I have found a couple of packages (like https://github.com/un1t/django-cleanup) but I am bit hesitant using something like this which automatically deletes files.

Other approaches seem to be delete the file when the object is deleted. Something like this:

image_path = image.image.path

image.delete()

if os.path.exists(image_path):
    os.remove(image_path)

With this there is the issue that the image variants created by StdImageField will remain on the disk. On the other hand writing logic to similarly delete two additional files doesn’t seem too problematic.

Are there any hidden pitfalls with the approach above? My models that contain the images are designed just for create and delete, existing model is never updated with another image file.

PS: I also got a report that someone uploaded new image with same filename as old one and the app was showing the old image instead of new. Is this possible?
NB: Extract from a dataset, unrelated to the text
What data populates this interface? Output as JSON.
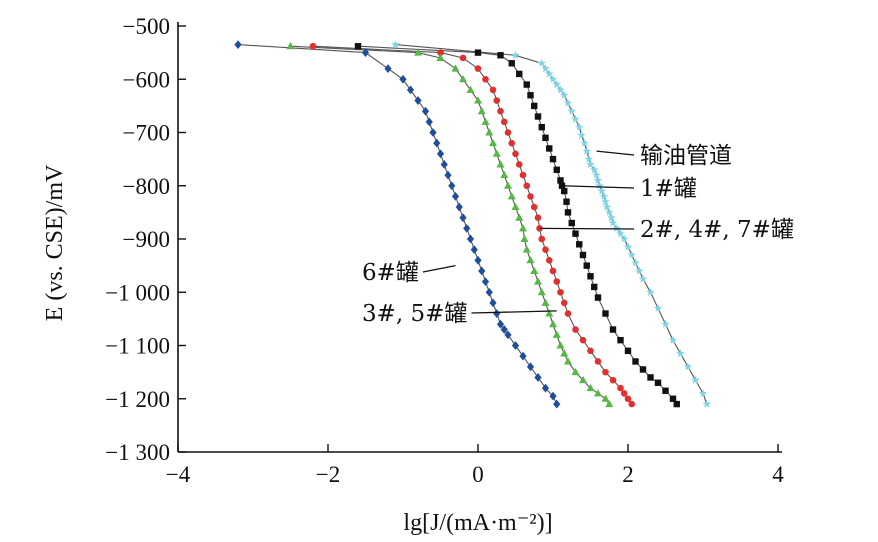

In my testing Django appends random chars to the end of the filename when there is a clash.

Many thanks

There are no hidden issues that I’m aware of in that situation.

If I remember correctly, the reason why Django doesn’t perform that sort of cleanup is that it can’t be sure that there aren’t other models referring to the same file, or even other systems or environments potentially using those files.

Couple different possibilities come to mind:

  • Cacheing of the image in the browser
  • Cacheing of the html with the old link
  • Internal Django cacheing of the links
  • The wrong url being exposed in the template

Would definitely need more details to identify a specific cause.

This can happen?

Like a sort of optimization to not duplicate the same files?

I guess unless I setup things this way, it should happen automatically?

Accidentally, no. Intentionally, yes.

I could see that being one possible cause, yes.

I believe you meant to say “shouldn’t” here instead of “should”? If so, then yes, I agree with you completely.

For example, imagine two completely different Django installations. One, customer facing, allowing users to upload files to some shared storage medium. (Perhaps an AWS S3 bucket, but the specifics do not matter for this example.)
Now imagine a second system, providing a “file-manager”-style view of that shared storage, where periodically the system scans the storage to find the files located in it - building FileField objects from its discovery process.
Allowing either of those systems to delete files is potentially problematic.
(Not that I will ever admit to having seen anything like this)

I’m not saying it’s a good thing to do, or that I would recommend it under most circumstances.

However, Django (among many other web frameworks) will let you make unwise choices.

1 Like

Thanks for the detailed answers Ken!

I will implement this manual deletion and see how it goes.